Data → features → training → evaluation → deployment → monitoring, with everything reproducible
"It worked on my laptop" is not an answer production wants. If you can't reproduce a training run — same data, same code, same hyperparameters — you can't debug a regression, satisfy an audit, or safely roll back a bad model.
This is what separates people who trained a model once from people who've kept one alive: knowing which model is in production and how it was made requires understanding pipelines, versioning, and a registry.
Treat a trained model like a compiled binary: it has source inputs (data version, code commit, hyperparameters) and it must be traceable back to them. The pipeline is the build process; experiment tracking is the build log; the model registry is the artifact store with a promotion gate (staging → production) instead of a plain file share.
Every stage should be automated, versioned, and reproducible — a schema change upstream should trigger retraining and evaluation before anything reaches deployment.
Each arrow is a place teams get burned: unversioned features cause training-serving skew, unautomated evaluation lets a worse model slip into production, missing monitoring means nobody notices until users complain.
Every training run should record: hyperparameters, metrics, dataset version, and the code commit that produced it.
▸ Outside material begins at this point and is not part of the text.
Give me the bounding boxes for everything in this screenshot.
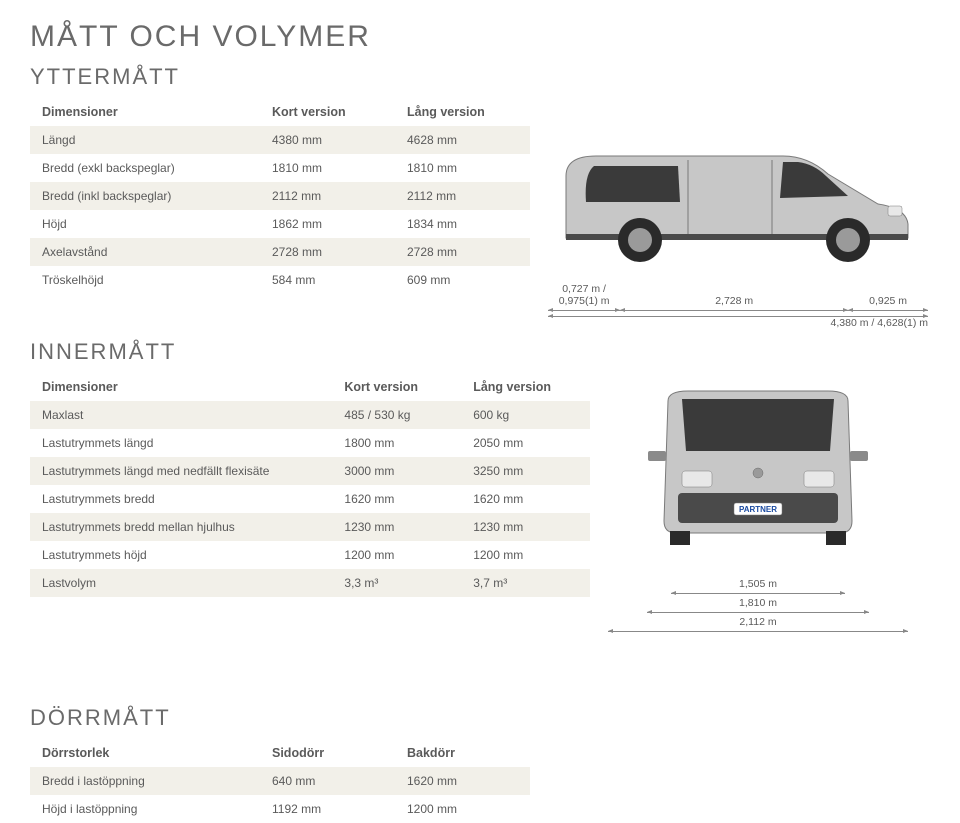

Without this, "run #47 was better, but why?" is unanswerable.
Common tools: MLflow (open-source, self-hosted friendly), Weights & Biases (rich dashboards, team collaboration), Neptune (metadata-focused). The tool matters less than the discipline of logging every run.
The registry is version control for trained models — it stores artifacts and metadata, and promotes models through named stages instead of leaving "which model is live?" as a Slack question.
Promotion from Staging to Production should be gated on evaluation thresholds, not a manual copy-paste — that gate is where CI/CD for ML picks up.